Last night on the Band Lawn, after a day of celebrations in the Botanic Gardens to welcome in the Autumn, we watched The First Garden, a play about Olive Muriel Pink (1884 – 1975). The backcloth shows Mount Gillen in the Northern Territory, one of her favourite views.
Born in Tasmania, a botanical illustrator, anthropologist and gardener, Olive Pink dedicated the second half of her long life to campaigning for Aboriginal rights. In the late ’40s and early ’50s she lived in Alice Springs, mostly in an ex-Army hut, making a small income from selling cut flowers from her garden, exhibiting her artwork and cleaning the courthouse. She wrote countless stern letters to politicians on behalf of the Aboriginal people. Eventually in 1956 she was granted 20 hectares of land nearby to curate as an Australian Arid Regions Flora Reserve. Her vision was to create a botanical garden using only native plants, with the, fairly paid, assistance of the local Aboriginal community, and one man in particular, Johnny Tjampitjinpa. Between 1956 and ’58, at the age of 72, she lived in a tent on site, with no water or electricity, during a time of severe drought, where she would serve visitors Bickford’s lime cordial or a glass of sherry and a slice of madeira cake. After her death the garden was renamed in her honour and opened to the public in 1985.
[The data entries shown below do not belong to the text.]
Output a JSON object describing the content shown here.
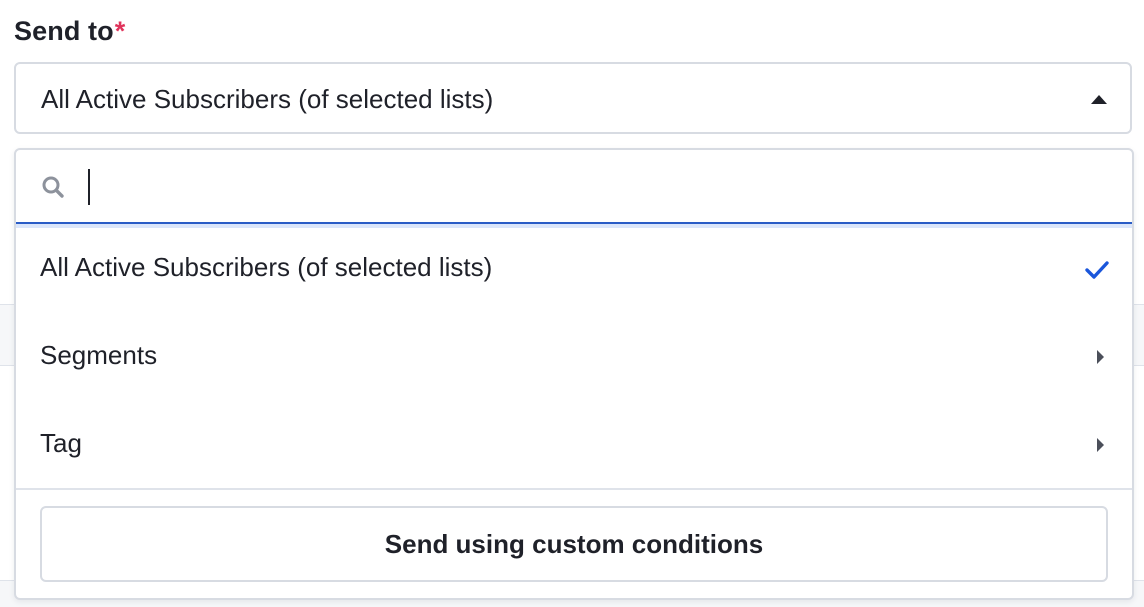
{
  "field": {
    "label": "Send to",
    "required_marker": "*",
    "selected_value": "All Active Subscribers (of selected lists)"
  },
  "dropdown": {
    "search": {
      "placeholder": "",
      "value": "",
      "icon": "search-icon"
    },
    "options": [
      {
        "label": "All Active Subscribers (of selected lists)",
        "selected": true,
        "indicator": "check-icon"
      },
      {
        "label": "Segments",
        "selected": false,
        "indicator": "chevron-right-icon"
      },
      {
        "label": "Tag",
        "selected": false,
        "indicator": "chevron-right-icon"
      }
    ],
    "footer_button_label": "Send using custom conditions"
  },
  "colors": {
    "accent": "#2a5cc6",
    "check": "#1a56db",
    "required": "#e0335b",
    "border": "#d7dbe2",
    "text": "#1f2129"
  }
}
At one point in the play Miss Pink says to Johnny ‘The world began with a garden. Let’s hope it ends with one.’ It was a powerful story of one woman’s inspiring life, committed to the preservation of the land she loved and the people who’d been its caretakers for so long, before the arrival of the European invaders. I keep hearing stories here of white folks, often women, who devote much of their time and energy to the ongoing restitution. The poet Judith Wright (1915 – 2000) was one of them. Towards the end of her life she stopped writing poetry to devote more time to the causes of environmentalism and social justice, inseparable in this country, that were so close to her heart.